High-tech teaching is also on increase. Interactive whiteboards made by a British firm, Promethean costing $4,125 enable teachers to integrate traditional materials with movie clips, radio broadcasts and other Internet content. British Council has already become “the biggest online university in the world”, with 2m students.
With Chinese employers seeking proof of English ability, it has become a good business. Teacher training promises to become another big market.
Another business is for those engaged in the private language schools-some 50,000 of them. Though the schools were established for adults, the demand today is from parents willing to spend up to half their household income to boost their offspring’s chances. The rage at kindergarten these days is English-speaking classes for four-year-olds.
However, China has no government drive to welcome native English speakers, unlike Japan, where the ministry of education runs the 19-year-old JET programme, which puts thousands of foreign teachers to work in state schools. Until a few years ago, private language schools in China could be fined for hiring foreign English teachers.
However, China’s Communist Party is reluctant because, along with English textbooks and teachers come western ways of learning and thinking-ways that might one day threaten the party’s authority.

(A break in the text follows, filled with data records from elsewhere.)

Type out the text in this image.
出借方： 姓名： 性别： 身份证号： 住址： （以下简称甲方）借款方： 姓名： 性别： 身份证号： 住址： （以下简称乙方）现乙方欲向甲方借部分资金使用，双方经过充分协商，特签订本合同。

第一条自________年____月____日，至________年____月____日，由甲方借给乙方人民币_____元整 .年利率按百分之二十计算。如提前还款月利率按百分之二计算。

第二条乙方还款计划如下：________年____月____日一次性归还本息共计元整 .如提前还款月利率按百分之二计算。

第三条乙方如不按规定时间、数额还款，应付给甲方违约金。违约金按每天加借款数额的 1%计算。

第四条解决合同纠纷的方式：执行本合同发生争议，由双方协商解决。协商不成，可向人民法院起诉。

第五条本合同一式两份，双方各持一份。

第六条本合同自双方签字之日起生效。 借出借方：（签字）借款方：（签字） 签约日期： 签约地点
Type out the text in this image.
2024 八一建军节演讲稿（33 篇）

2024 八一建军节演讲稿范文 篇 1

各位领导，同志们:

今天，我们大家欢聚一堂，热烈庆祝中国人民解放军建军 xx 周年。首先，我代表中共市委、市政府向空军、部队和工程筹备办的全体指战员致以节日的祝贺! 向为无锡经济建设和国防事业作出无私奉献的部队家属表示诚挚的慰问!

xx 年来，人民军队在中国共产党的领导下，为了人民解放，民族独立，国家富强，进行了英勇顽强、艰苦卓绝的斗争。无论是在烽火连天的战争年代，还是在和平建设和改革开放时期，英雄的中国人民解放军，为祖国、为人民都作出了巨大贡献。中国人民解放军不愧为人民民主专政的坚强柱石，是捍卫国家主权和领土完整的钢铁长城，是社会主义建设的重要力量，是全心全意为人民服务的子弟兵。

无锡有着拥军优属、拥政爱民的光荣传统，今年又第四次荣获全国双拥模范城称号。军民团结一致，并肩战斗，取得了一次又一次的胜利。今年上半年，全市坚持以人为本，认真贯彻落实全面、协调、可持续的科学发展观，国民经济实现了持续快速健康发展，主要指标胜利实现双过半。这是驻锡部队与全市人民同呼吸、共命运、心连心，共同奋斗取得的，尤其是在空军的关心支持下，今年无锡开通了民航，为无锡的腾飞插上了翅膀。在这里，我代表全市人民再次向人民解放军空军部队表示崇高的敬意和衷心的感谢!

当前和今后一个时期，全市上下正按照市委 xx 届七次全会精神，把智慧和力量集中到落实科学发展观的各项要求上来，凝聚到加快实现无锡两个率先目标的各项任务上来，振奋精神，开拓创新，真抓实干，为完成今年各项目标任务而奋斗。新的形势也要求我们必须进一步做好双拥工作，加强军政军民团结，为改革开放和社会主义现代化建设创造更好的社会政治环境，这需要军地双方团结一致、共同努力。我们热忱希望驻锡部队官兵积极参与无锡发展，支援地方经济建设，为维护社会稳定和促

After going through this feature, one can appreciate the need to be at ease with English language or for that matter with some more foreign languages beside the mother tongue for competing in global competition. We, Indians are gifted with a knack for learning any foreign language faster and better. Perhaps, it is due to our own language originated from Sanskrit. It gives us certain basic advantages in pronunciation. All professional education institutes of the country must have facilities for teaching major foreign languages of the countries with which India has and intends to have business relations. The institutes must also encourage the students to learn at least one of these languages. India will have to be a step ahead if it wishes to retain its leadership in ITeS. And the superiority on language front can be one way for that.